Without hesitation, she replied, "I'll take the horses!"
There was nothing else for me to do except to answer in obvious defeat: "Okay, you'll just have to talk louder for a while longer."
Anyhow, Foxy and Teena (or Tina) are now with us, so additional demands on the wallet have begun. They had to have special oat rations and alfalfa hay better than the stuff we raise on our farm.
Phyllis's excuse was, "Oh, they don't eat much."
Then came the bales of pine chip bedding because my compassionate wife said they couldn't sleep on a cold cement floor. "And doesn't it smell nice?" she added.
Already she's recruited grandson Sam to help with the currying, and daughter Jill has been by to trim and rasp hooves. So far I haven't been assigned the task of cleaning out the stall, but I can see that coming. I've got to admit, though, that the pigeon smell in the barn has been overcome.
Foxy and Teena (or Tina) have adapted well to their new surroundings.
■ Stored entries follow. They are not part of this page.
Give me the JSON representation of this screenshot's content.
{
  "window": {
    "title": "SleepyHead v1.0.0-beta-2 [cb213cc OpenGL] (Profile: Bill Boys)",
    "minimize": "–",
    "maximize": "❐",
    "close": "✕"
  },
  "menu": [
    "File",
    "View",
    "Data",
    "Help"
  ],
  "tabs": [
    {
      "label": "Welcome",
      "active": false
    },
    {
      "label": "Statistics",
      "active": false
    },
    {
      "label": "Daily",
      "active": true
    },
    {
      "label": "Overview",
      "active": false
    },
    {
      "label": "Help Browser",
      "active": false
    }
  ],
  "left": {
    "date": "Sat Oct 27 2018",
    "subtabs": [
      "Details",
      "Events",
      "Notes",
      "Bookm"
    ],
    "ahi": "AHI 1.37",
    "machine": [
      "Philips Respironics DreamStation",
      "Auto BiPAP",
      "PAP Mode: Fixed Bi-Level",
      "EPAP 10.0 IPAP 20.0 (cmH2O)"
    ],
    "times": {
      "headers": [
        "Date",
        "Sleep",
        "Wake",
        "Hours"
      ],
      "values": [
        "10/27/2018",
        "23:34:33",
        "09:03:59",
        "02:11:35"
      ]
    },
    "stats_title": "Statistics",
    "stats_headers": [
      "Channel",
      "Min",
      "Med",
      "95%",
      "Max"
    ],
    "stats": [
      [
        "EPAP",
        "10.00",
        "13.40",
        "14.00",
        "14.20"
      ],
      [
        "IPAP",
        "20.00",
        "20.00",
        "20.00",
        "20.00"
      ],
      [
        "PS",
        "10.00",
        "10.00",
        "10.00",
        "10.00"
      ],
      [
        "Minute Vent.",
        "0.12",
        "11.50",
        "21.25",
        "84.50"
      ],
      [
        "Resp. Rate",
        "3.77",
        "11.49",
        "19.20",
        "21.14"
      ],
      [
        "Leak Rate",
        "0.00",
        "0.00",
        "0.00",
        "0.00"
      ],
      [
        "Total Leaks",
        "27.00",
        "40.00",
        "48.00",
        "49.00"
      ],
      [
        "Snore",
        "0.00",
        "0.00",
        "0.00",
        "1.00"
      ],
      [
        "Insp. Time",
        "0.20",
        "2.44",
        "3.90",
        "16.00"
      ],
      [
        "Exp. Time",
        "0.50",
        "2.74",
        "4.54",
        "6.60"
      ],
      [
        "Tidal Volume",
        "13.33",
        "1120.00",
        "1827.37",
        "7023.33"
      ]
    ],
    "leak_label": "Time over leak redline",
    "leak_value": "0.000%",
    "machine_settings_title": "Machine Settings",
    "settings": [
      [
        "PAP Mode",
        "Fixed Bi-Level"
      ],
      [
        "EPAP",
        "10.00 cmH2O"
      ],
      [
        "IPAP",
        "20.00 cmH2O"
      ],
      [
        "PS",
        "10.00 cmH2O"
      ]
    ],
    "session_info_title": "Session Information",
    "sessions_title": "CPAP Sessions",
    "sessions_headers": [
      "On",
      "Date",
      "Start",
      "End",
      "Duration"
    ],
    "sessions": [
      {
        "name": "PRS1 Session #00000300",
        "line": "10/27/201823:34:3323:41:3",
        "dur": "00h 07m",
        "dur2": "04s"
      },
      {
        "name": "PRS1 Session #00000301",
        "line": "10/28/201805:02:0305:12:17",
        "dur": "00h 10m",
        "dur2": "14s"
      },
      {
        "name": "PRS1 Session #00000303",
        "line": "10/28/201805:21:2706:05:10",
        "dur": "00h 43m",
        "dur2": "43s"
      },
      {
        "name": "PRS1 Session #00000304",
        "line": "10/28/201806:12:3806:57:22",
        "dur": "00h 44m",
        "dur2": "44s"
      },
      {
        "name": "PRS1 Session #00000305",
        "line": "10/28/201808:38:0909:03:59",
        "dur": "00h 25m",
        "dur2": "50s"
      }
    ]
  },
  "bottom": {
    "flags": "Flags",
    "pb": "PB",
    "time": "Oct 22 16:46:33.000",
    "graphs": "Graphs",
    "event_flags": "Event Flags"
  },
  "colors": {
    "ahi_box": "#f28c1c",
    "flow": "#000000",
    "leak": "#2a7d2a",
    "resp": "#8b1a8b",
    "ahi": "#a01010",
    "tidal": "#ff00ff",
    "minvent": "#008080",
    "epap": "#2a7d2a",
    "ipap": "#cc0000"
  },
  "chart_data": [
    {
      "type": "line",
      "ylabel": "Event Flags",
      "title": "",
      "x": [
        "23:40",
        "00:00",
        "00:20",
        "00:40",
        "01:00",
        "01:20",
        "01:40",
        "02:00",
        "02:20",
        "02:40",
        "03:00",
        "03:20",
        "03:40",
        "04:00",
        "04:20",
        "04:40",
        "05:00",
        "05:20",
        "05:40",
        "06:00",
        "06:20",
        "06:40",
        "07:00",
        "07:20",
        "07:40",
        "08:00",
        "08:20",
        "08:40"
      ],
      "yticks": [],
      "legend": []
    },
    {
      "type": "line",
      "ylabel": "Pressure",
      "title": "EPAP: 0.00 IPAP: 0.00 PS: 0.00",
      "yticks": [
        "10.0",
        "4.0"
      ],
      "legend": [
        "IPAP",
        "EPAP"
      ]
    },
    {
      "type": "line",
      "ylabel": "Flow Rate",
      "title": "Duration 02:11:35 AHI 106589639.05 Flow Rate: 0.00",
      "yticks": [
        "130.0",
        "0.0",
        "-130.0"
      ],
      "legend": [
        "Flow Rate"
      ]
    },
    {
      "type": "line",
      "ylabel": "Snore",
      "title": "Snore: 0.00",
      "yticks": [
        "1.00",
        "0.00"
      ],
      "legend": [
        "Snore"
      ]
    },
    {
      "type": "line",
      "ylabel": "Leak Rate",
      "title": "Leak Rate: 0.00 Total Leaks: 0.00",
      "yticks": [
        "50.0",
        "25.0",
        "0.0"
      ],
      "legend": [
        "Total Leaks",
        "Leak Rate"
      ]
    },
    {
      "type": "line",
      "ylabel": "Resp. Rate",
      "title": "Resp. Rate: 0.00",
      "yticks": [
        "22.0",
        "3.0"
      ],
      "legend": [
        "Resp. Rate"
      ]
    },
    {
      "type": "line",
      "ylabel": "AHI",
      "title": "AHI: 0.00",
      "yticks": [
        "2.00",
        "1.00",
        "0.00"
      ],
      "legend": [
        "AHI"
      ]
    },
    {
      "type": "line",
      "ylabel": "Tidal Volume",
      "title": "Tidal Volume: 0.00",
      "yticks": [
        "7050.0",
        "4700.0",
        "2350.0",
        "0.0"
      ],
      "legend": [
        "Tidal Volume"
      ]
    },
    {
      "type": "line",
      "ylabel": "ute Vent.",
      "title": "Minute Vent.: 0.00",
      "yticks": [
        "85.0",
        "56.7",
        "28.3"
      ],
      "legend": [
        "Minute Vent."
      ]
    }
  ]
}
Like puppy dogs they follow Phyllis around, and they'll probably be in the kitchen come winter.
At this point there hasn't been any talk about expensive tiny harnesses or wagons for them to pull. They're mostly just conversation pieces now and something for Phyllis to look at and dote over. She's showed them off to a steady stream of visitors, too.
You'll no doubt be reading more about Foxy and Teena (or Tina) in the future columns. I've got to pay for fancy alfalfa and aromatic pine chips some way.